AfriForum says true significance of 2018 SONA will only become evident once Ramaphosa honeymoon ends

In response to the 2018 State of the Nation Address (SONA) just delivered by Pres Cyril Ramaphosa, AfriForum stated that it will only be possible to judge its contents properly once the President’s political honeymoon comes to an end and the real meaning of his references to, amongst other issues, transformation and land expropriation become clear.

After the political instability that characterised the start of 2018 in South Africa, Pres Ramaphosa obviously made an effort with the SONA to unite a splintered audience. In the process he even spoke a few words of Afrikaans and acknowledged the language and cultural diversity of the country’s communities.

He especially focused on economic recovery and growth. He honestly identified most of the country’s most serious problems, such as the unacceptably high youth unemployment figures and the crisis situation in state-owned enterprises (SOEs).

Unfortunately the President provided very little clarity on the very issues that are plunging the economy into uncertainty and are deterring investments in South Africa. There were fleeting references to these issues, including land redistribution, national minimum wages, transformation and free tertiary education, but exactly how these programmes will be implemented, remains to be seen. Especially disconcerting, was the extended applause that followed his reference to land expropriation without compensation.

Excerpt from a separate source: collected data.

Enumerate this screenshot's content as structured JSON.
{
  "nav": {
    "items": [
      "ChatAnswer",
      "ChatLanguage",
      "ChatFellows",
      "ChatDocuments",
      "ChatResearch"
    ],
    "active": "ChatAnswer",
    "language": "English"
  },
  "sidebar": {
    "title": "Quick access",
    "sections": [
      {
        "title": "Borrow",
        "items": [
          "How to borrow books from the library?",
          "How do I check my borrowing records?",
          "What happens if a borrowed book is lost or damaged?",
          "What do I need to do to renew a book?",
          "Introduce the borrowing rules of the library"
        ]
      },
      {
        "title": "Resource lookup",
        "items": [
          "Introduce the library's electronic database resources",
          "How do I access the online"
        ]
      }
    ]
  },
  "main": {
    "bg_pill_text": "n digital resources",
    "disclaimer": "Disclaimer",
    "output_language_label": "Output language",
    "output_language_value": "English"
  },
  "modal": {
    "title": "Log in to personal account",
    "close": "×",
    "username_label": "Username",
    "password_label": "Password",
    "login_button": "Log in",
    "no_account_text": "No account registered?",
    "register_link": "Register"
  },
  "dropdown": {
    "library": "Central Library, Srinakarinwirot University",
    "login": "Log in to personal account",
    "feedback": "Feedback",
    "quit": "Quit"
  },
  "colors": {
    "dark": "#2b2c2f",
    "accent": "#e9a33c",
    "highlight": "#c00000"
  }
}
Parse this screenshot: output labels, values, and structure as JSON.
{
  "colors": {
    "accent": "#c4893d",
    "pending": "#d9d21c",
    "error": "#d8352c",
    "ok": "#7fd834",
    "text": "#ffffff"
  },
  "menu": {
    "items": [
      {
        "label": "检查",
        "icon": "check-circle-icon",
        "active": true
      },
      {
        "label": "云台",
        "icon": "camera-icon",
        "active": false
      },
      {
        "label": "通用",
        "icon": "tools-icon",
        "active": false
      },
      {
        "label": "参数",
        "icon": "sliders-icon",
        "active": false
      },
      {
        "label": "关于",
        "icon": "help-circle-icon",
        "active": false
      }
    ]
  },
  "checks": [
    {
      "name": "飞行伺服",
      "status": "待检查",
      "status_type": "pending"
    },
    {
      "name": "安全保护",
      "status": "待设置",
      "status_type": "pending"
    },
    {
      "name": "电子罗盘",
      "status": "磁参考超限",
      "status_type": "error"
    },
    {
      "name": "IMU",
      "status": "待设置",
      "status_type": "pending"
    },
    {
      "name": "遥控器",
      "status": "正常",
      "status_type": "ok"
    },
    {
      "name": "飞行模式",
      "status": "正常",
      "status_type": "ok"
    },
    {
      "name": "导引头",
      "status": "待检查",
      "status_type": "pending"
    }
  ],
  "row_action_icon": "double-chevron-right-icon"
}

Other crisis situations, such as the decay in education and insupportably high crime figures were mentioned in passing and oversimplified “solutions” were offered, including the building of more schools, training of more teachers and a better trust-based relationship between the police and communities. Much more decisive action will however be required against, inter alia, the paralyzing role played by unions in schools, dysfunctional education departments, the creation of crime-prevention strategies and effective combatting of crime to make a difference in these key areas.

Promises and idealistic statements abounded. However, only time will tell whether the optimistic atmosphere that Pres Ramaphosa tried to create, will be sustainable and result in positive outcomes.

The SONA therefore once again emphasised the need for a strong, independent civil society and civil organisations in order to keep politicians accountable for their promises and actions, and – if the latter were to fail – would even be able to step in to create a safe, sustainable and prosperous future themselves.